Ni siquiera la MFA básica basta en todos los casos. Los ataques adversary-in-the-middle, que roban cookies de sesión, crecieron 146% en 2024. Por eso los ataques impulsados por IA ya corren más rápido que tu equipo de seguridad y pueden escalar en menos de 30 minutos. Las llaves físicas de seguridad, bajo el estándar FIDO2, siguen siendo la opción más robusta frente a estas técnicas.
El trabajo remoto amplía la superficie de error
La expansión del trabajo remoto e híbrido convirtió cada laptop, teléfono y tableta en una posible puerta de entrada. Pero “usa tu propio dispositivo” suele significar también “usa tus propios puntos ciegos”. El 28% de los profesionales de ciberseguridad considera que el uso de contraseñas débiles en equipos personales es el peor hábito de seguridad en contextos remotos.
Estos dispositivos suelen carecer de detección de amenazas, cifrado sólido o actualizaciones automáticas consistentes. Se conectan a redes Wi-Fi públicas, mezclan cuentas personales con corporativas y normalizan atajos que nadie aprobaría dentro de la oficina. En una región donde el trabajo distribuido llegó para quedarse, el riesgo ya no está únicamente en el correo: también vive en el aparato desde el que se abre.
Compartir accesos destruye el control de origen
“Pásame el login” puede parecer eficiencia, pero suele ser lo contrario. Hasta el 30% de las brechas de datos en organizaciones se relaciona con compartir contraseñas, reutilizarlas o caer en phishing.
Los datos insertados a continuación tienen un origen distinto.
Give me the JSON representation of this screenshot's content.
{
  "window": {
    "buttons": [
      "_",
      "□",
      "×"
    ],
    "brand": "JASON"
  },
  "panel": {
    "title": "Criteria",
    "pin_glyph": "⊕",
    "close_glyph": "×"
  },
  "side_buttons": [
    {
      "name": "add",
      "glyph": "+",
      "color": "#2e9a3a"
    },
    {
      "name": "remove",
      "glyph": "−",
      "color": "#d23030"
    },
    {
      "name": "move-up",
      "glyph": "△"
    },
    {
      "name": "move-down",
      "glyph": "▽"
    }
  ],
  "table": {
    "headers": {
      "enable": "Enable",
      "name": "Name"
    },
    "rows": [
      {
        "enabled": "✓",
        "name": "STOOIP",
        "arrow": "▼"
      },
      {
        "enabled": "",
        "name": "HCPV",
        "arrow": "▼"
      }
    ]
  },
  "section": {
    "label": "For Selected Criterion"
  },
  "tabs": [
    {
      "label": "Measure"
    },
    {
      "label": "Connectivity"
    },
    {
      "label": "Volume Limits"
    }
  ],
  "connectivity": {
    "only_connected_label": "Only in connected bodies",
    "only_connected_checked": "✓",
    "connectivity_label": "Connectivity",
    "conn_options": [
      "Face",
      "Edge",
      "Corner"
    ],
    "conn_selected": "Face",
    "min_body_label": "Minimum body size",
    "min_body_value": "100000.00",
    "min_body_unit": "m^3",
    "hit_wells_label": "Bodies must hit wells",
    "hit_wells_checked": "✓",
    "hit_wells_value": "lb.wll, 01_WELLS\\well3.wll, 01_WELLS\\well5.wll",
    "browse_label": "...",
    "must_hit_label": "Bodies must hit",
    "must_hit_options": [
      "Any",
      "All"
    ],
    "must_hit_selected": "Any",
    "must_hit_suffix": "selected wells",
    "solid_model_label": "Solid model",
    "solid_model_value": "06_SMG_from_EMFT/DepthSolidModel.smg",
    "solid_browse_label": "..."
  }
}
Una credencial enviada por chat o correo deja de estar bajo control en el mismo instante en que circula.
La solución existe y no requiere heroísmo: accesos basados en roles, inicio de sesión único y permisos temporales eliminan la necesidad de compartir contraseñas. El cálculo final tampoco invita al autoengaño. El costo medio de una brecha de datos equivale hoy a unos MXN 79 millones cuando se convierte el valor global de US$ 4,44 millones. Las organizaciones que simulan phishing cada mes, exigen MFA en hardware y avanzan hacia autenticación con passkeys logran bajar la susceptibilidad del 33% al 4,1% en doce meses. La pregunta, entonces, no es si tus empleados toman estos atajos. La toman. La pregunta real es cuánto tiempo más puedes darte el lujo de llamarlos costumbre.